Keeping loved ones safe while preserving independence with Coral and Care.ai
The future of smart healthcare
Chakri Toleti was at his office in Florida in January 2018 when he got the call from India alerting him that his mother had fallen.
Only hours after the fact did he learn that his mother had lain on her bathroom floor for a good 20 to 30 minutes before a live-in caregiver discovered her. He felt helpless that he didn’t know she was in trouble until much later and therefore couldn’t get her help. He knew that many other people must face similar struggles. So he did what any good serial entrepreneur does. He started a company to solve what he perceived as a major challenge: How can a caretaker keep a loved one or patient safe while protecting the patient’s privacy and allowing that person a large measure of independence?
Within just a few months, he had formed a company, Care.ai, deploying computer vision and AI from Coral to detect falls and other dangers for the elderly and other at-risk individuals. By late 2019, the company had grown to 40 employees and was running trials in nursing homes across the United States. “It’s [a] HIPAA-compliant solution that uses AI at the edge,” Toleti says.
A vital factor in its success: Coral's Iocal AI platform, which keeps processing in the room with patients, preserving their privacy.
A growing need
The global population is aging.
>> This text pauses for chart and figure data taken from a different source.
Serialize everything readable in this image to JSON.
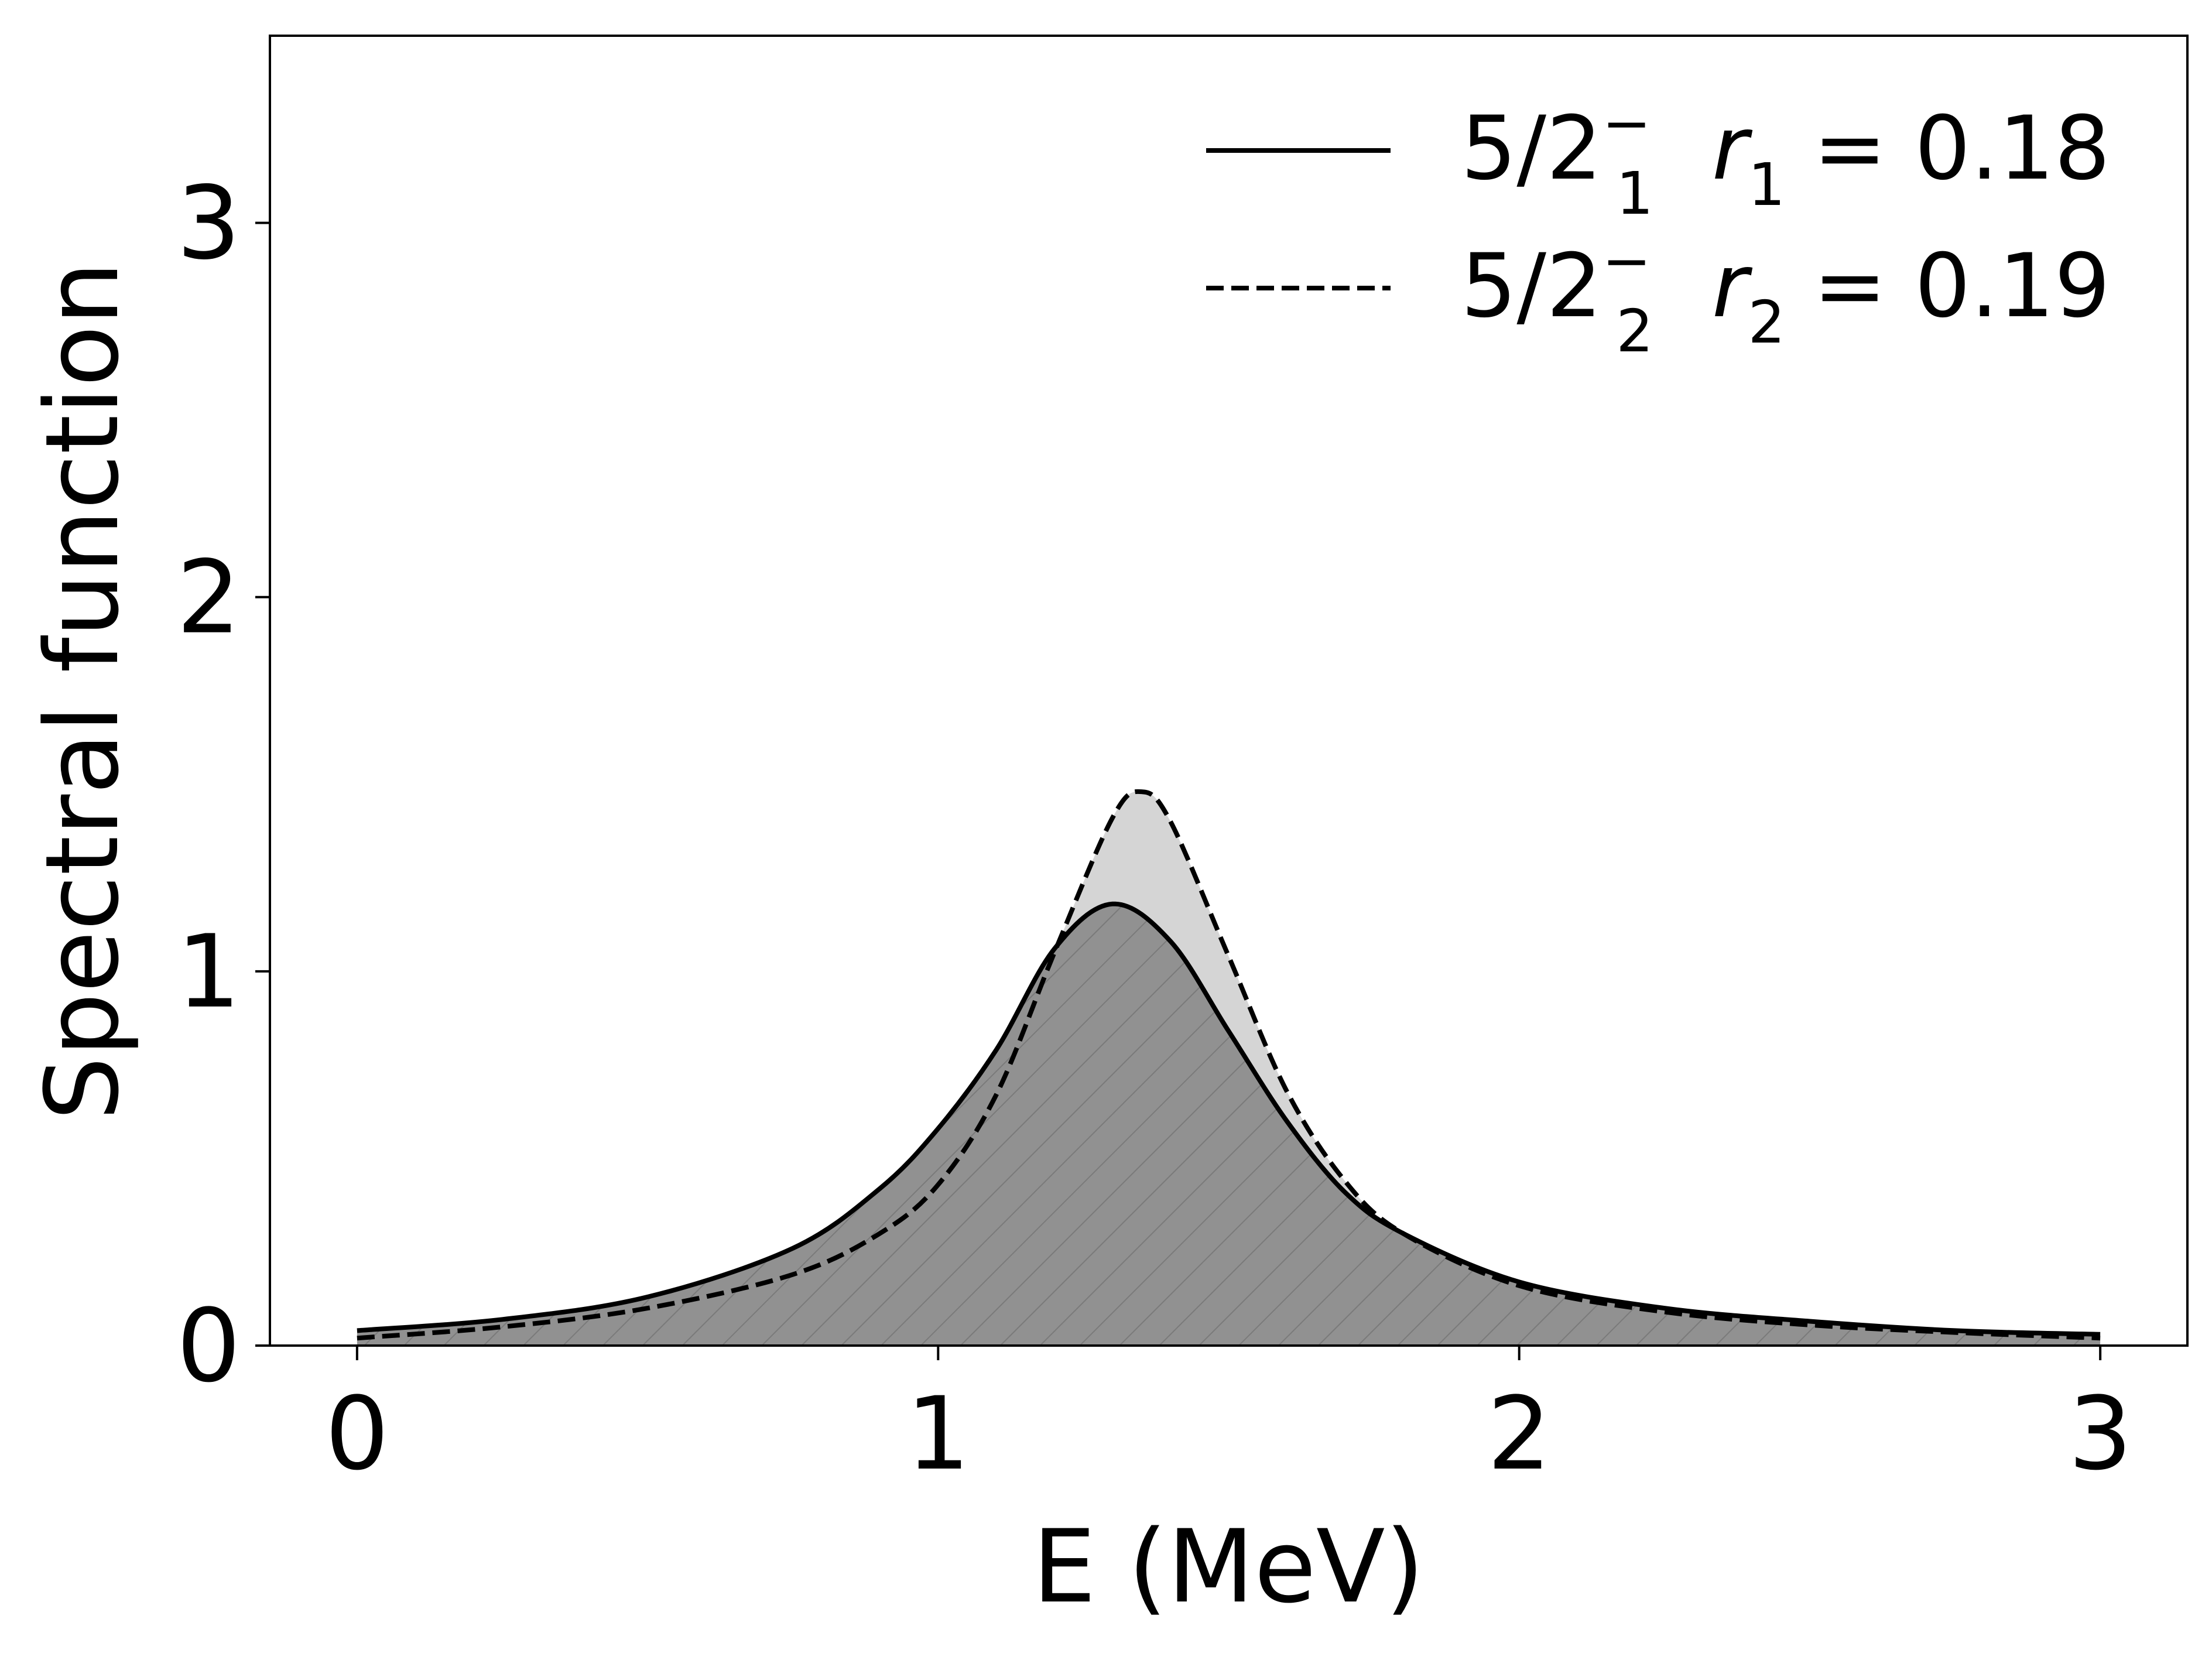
{
  "chart_data": {
    "type": "line",
    "title": "",
    "xlabel": "E (MeV)",
    "ylabel": "Spectral function",
    "xlim": [
      -0.15,
      3.15
    ],
    "ylim": [
      0,
      3.5
    ],
    "x_ticks": [
      0,
      1,
      2,
      3
    ],
    "y_ticks": [
      0,
      1,
      2,
      3
    ],
    "grid": false,
    "legend_position": "top-right",
    "series": [
      {
        "name": "5/2₁⁻  r₁ = 0.18",
        "legend": {
          "state": "5/2",
          "sub": "1",
          "sup": "−",
          "r": "r",
          "r_sub": "1",
          "value": "= 0.18"
        },
        "style": "solid",
        "color": "#000000",
        "fill": "#d3d3d3",
        "x": [
          0,
          0.25,
          0.5,
          0.75,
          0.9,
          1.0,
          1.1,
          1.2,
          1.3,
          1.4,
          1.5,
          1.6,
          1.7,
          1.8,
          2.0,
          2.25,
          2.5,
          2.75,
          3.0
        ],
        "y": [
          0.04,
          0.07,
          0.13,
          0.26,
          0.42,
          0.58,
          0.79,
          1.06,
          1.18,
          1.08,
          0.84,
          0.6,
          0.41,
          0.3,
          0.17,
          0.1,
          0.065,
          0.04,
          0.03
        ]
      },
      {
        "name": "5/2₂⁻  r₂ = 0.19",
        "legend": {
          "state": "5/2",
          "sub": "2",
          "sup": "−",
          "r": "r",
          "r_sub": "2",
          "value": "= 0.19"
        },
        "style": "dashed",
        "color": "#000000",
        "fill": "#909090",
        "hatch": "diagonal",
        "x": [
          0,
          0.25,
          0.5,
          0.75,
          0.9,
          1.0,
          1.1,
          1.2,
          1.3,
          1.35,
          1.4,
          1.5,
          1.6,
          1.7,
          1.8,
          2.0,
          2.25,
          2.5,
          2.75,
          3.0
        ],
        "y": [
          0.02,
          0.05,
          0.1,
          0.19,
          0.3,
          0.43,
          0.67,
          1.05,
          1.41,
          1.48,
          1.4,
          1.04,
          0.68,
          0.44,
          0.3,
          0.16,
          0.09,
          0.055,
          0.035,
          0.02
        ]
      }
    ]
  }
}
In the United States, for example, people over the age of 65 will outnumber children, for the first time in the country’s history, by 2035. With an aging population comes a growing need for care—at home, in hospitals, and in nursing facilities.
The demographic shift is contributing to a looming shortage of healthcare workers. Industry advisory firm Mercer projects a deficit of 446,300 home health aids alone in the U.S. by 2025. One clear area of need is patient monitoring. Even if nurses, aids, and family members are available, they can’t be everywhere at once. They often are delayed in responding to falls and other problems.
The solution at the heart of care.ai’s monitoring device: optical sensors that feed data to a Coral tensor processing unit (TPU) inside. The TPU interprets the data to determine whether someone in the room is at risk, and if so, sends alerts to caregivers. No video gets transmitted, preserving privacy.
Monitoring without watching
Care.ai’s monitoring system includes a sensor package about the size of a hardback book that care providers can mount on a wall. Optical sensors feed data to the onboard Coral Mini PCIe Accelerator. The processor runs AI algorithms trained on an extensive library of behavioral data from healthcare settings.
The AI can detect when a patient falls, when someone in a weakened state risks a fall by getting out of bed before they’ve fully recovered, when a dementia patient wanders out of their room, and other potentially dangerous conditions. It can even verify that care providers entering rooms use handwashing stations. The AI then sends alerts via its power-over-ethernet connection or Wi-Fi straight to nursing stations, the cell phone of a loved-one, or another specified device.
The result is what Toleti calls a self-aware room. “Imagine a Tesla car sitting in a room,” Toleti suggests. In other words, the same kind of processing power and reaction time that lets a self-driving car navigate highways goes to work in a room ensuring patient safety, thanks to care.ai. None of which would be possible without being freed by Coral of the latency burden imposed by cloud-based processing.
“What the team at care.ai has put together is truly ground-breaking,” says Mark Crandall, CIO at Consulate Health Care, which provides services to seniors at 140 centers around the U.S. "This is the first and only autonomous monitoring solution in healthcare that can truly transform an ordinary room into a self-aware room."
At Consulate Health Care, the system helps prevent patients from falling, from developing pressure ulcers, from wandering off, and more. Crandall likes that the system doesn’t impose any burdens on patients. It requires no action from them, and they don’t even have to wear a monitoring device. Every other system he's seen requires one or the other, curtailing independence. Compliance with U.S. healthcare privacy regulations is another key selling point for Crandall. “Care.ai’s architecture was built from the ground up with the security of our patient data in mind,” he says.
A future of smart healthcare
Along with the pilot project at Consulate, Toleti says care.ai is working on trial implementations with nearby hospitals. He'd like to see care.ai bring a new standard of care for at-risk patients in hospitals, residential care centers, and homes around the world.
Fortunately, Toleti’s mother sustained only minor injuries from her fall. But Toleti hopes the scare that inspired him to found care.ai will soon help tens of thousands of others stay safe while remaining independent and maintaining their privacy, even as it gives peace of mind to loved ones both near and far.